Parkinsonism is a progressive neurological disease process in humans. In its path it decreases dopamine and other cellular chemicals necessary for effective nerve health. Previously, or prior to the latest findings, Parkinsonism was thought to be environmental in origin since no genetic studies pointed to any particular chromosomal involvement. In the studies spoken about here, contrary findings dispute that claim.
In a 2007 study as reported by Current Opinion in Neurology, five genes have been found that relate to Parkinsonism. A new study was done to differentiate the action of the mutated genes between “classical parkinsonism and idiopathic parkinsonism. (Classic Parkinsonism is the usual typical nerve disease where similar causes are reasonably suspected and idiopathic veers off course and none of the usual applications of knowledge fit.)
In one study, as reported in the August 2007 (Current opinion in Neurology), it was established the “functional role of PINK1 and LRRK2 as kinases.” (Kinases refer to enzymes that cause things to happen, such as, in the above mentioned case, the nerve neurons functioning.) They also learned mutations in ATP13A2 gene points toward a particular type of atypical Parkinsonism. The study furthered the identification process of genes and their relationship toward more effective treatments. Since, in order to treat, reasonable understanding of what the disease is must be known.
The National Human Genome Research Institute reports on a study they did in 1997 of a family with links back to familial history of Parkinsonism which definitely shows links to parent to child inheritance tendencies. The nuclear protein coded to was alpha-synuclein. In addition to finding evidence of tau, clumped protein found in the brains of persons with neurological degenerative diseases, they found seven genes that cause some form of Parkinson’s disease.
These studies advanced knowledge about dominant and recessive inheritable diseases. Dominant inheritance is disease potential inherited from parent to child, recessive inheritance is a family with siblings who have the same disease but parents are not afflicted. The gene was present in one of the parents but other more dominant genes kept it down. However, with choices of mate, the recessive gene became prominent and was passed on to the children. Recessive versus dominant genes is a fascinating study of how traits are manifested in offspring.
Genetic testing for Parkinsonism
The PINK1, PARK7, SNCA, LRRK2 and parkin are genes which can now be tested for later development of this disease. Yet, it is not actually recommended except for those who may get the disease before the age of thirty. “PINK1 gene is Autosomal recessive mutations in PINK1 are a rare cause of young-onset Parkinson disease.”

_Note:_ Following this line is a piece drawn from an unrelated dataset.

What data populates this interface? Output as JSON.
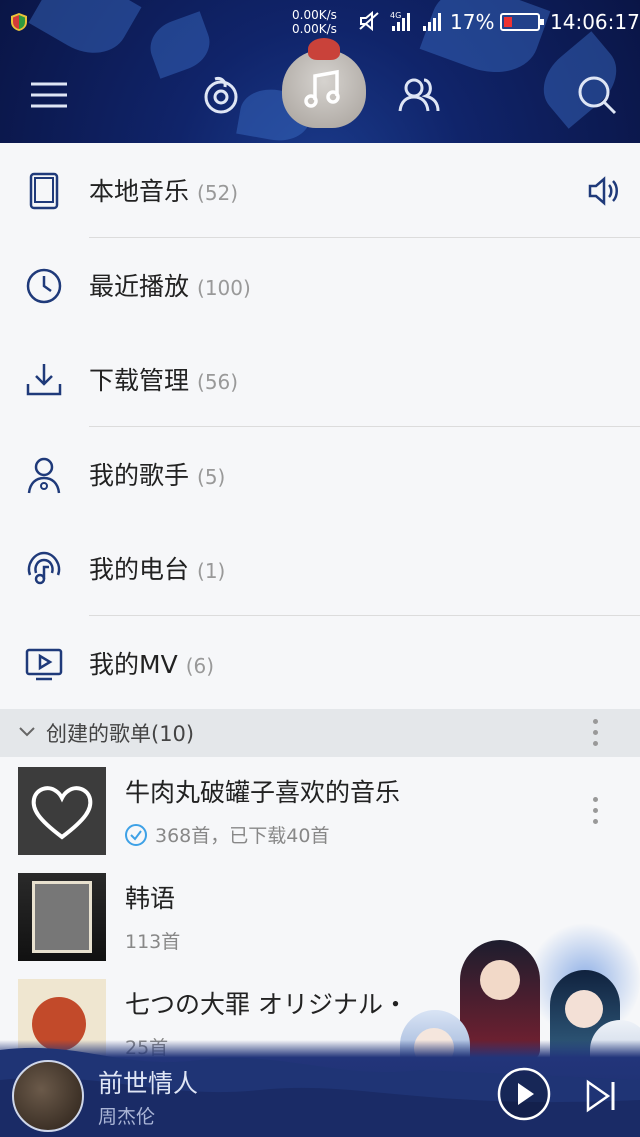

PARK7 gene is Parkinson protein 7 and its normal function is instructional. In other words it directs the action of other genes. Its overall functions aren’t all yet known so far ten mutations have been found that point
Two types of alterations of the SNCA gene cause early-onset parkinsonism. One change evidenced by a mutated SNCA gene causes the amino acids—protein building blocks—to bunch up or to unfold unnaturally and the other alteration leads to a possible degenerative disease. In the other type of alteration, there’s too much duplication. Excessive copies are made of the SNCA gene. This amounts to an excess of alpha-synuclein.
Learning about Parkinsonism and how Parkinsonism originates, at least in some cases, with gene mutations, is an ongoing study. The extra benefits are enormous. It’s impossible to study one diseased condition without shedding light on another similar disease.